If an antigen invades your body for a second time, you will already have in your bone marrow memory cells which are programmed to combat that antigen.
2.
These memory cells will immediately begin to manufacture new B lymphocytes, which immediately begin to churn out specialized antibodies.
3.
These antibodies will immediately begin to combat the antigen.
4.
This happens much more rapidly than the primary response. This is the basis of immunity. The second time you encounter the same antigen, you probably don't even know it; your immune system defeats it before it has a chance to make you feel sick.
5.
Each time you encounter the same antigen, it renews your supply of memory cells.
C.
Vaccination is meant to elicit a primary immune response without making you sick. There are several ways this is done.
1.
You could be injected with a damaged or weakened (attenuated) virus. this is relatively dangerous, because there is a reasonable possibility tha the vaccination could actually give you the disease you are trying to prevent.
2.
More commonly today, vaccines contain heat-killed viruses.

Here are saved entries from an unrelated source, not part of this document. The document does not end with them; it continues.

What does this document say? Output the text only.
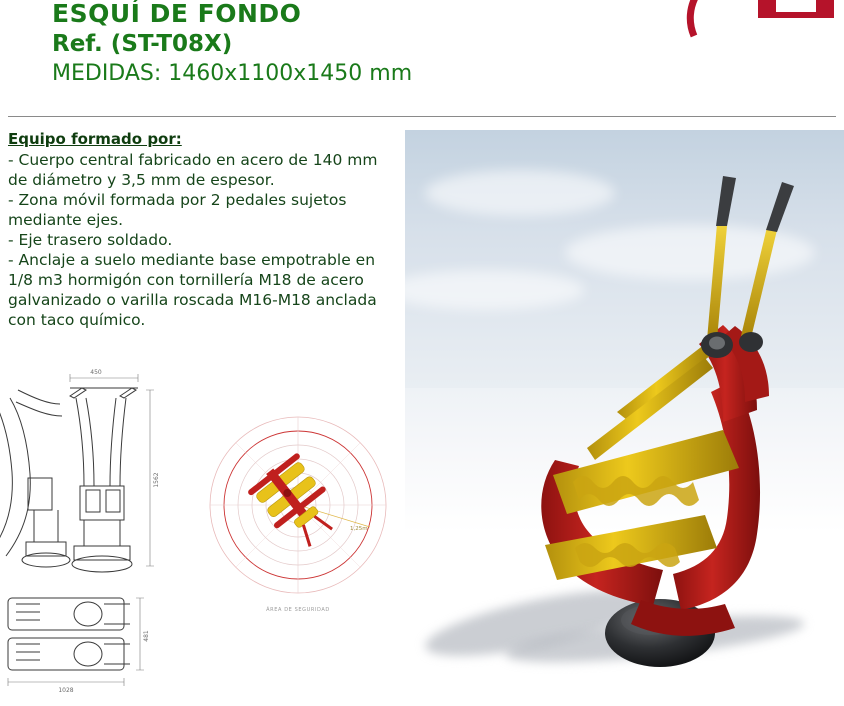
ESQUÍ DE FONDO
Ref. (ST-T08X)
MEDIDAS: 1460x1100x1450 mm
Equipo formado por:
- Cuerpo central fabricado en acero de 140 mm
de diámetro y 3,5 mm de espesor.
- Zona móvil formada por 2 pedales sujetos
mediante ejes.
- Eje trasero soldado.
- Anclaje a suelo mediante base empotrable en
1/8 m3 hormigón con tornillería M18 de acero
galvanizado o varilla roscada M16-M18 anclada
con taco químico.
450
1562
481
1028
1,25m
ÁREA DE SEGURIDAD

The immune response is excited by the protein coat of a virus, not its nucleic acid, so the viruse doesn't have to be alive.
3.
A newer technique is to manufacture the viral coat protein in vitro, and inject just the protein. This is the safest technique, since it doesn't involve whole viruses (even dead ones).

III.
One of the puzzles of human genetics has been that the body is capable of manufacturing more kinds of antibodies than humans have genes. In recent years, the mystery of how this is done has been solved.
A.
Each antibody is composed of two light chains and two heavy chains, associated in a kind of Y-shaped fork configuration.
B.
Each of the chains is composed of two parts, called the constant region and the variable region. The variable region has one (light chain) or three (heavy chain) portions.
C.
In the human genome, there is a fairly large section of DNA which is devoted to the sequences of DNA necessary to code for these various regions. There are only a few kinds of constant regions, but the variable regions come in an apparently limitless variety of combinations.
D.
When the lymphocyte is stimulated to design a specific antibody to match a specific antigen, these genetic sequences are literally cut and pasted into a unique, contiguous gene for the production of either a light or a heavy chain. The portions of the DNA from this region which are not necessary for the production of this custom-designed antibody gene are cut away and discarded.
E.
Thus, once a B lymphocyte is programmed to produce a specific kind of antibody, it cannot be reprogrammed; it has thrown away the choices for variable region genetic elements which it did not use, and they cannot be regained.
F.
Exactly how the stem cell determines just which of hte variable sequences to keep and which to discard is not yet completely understood.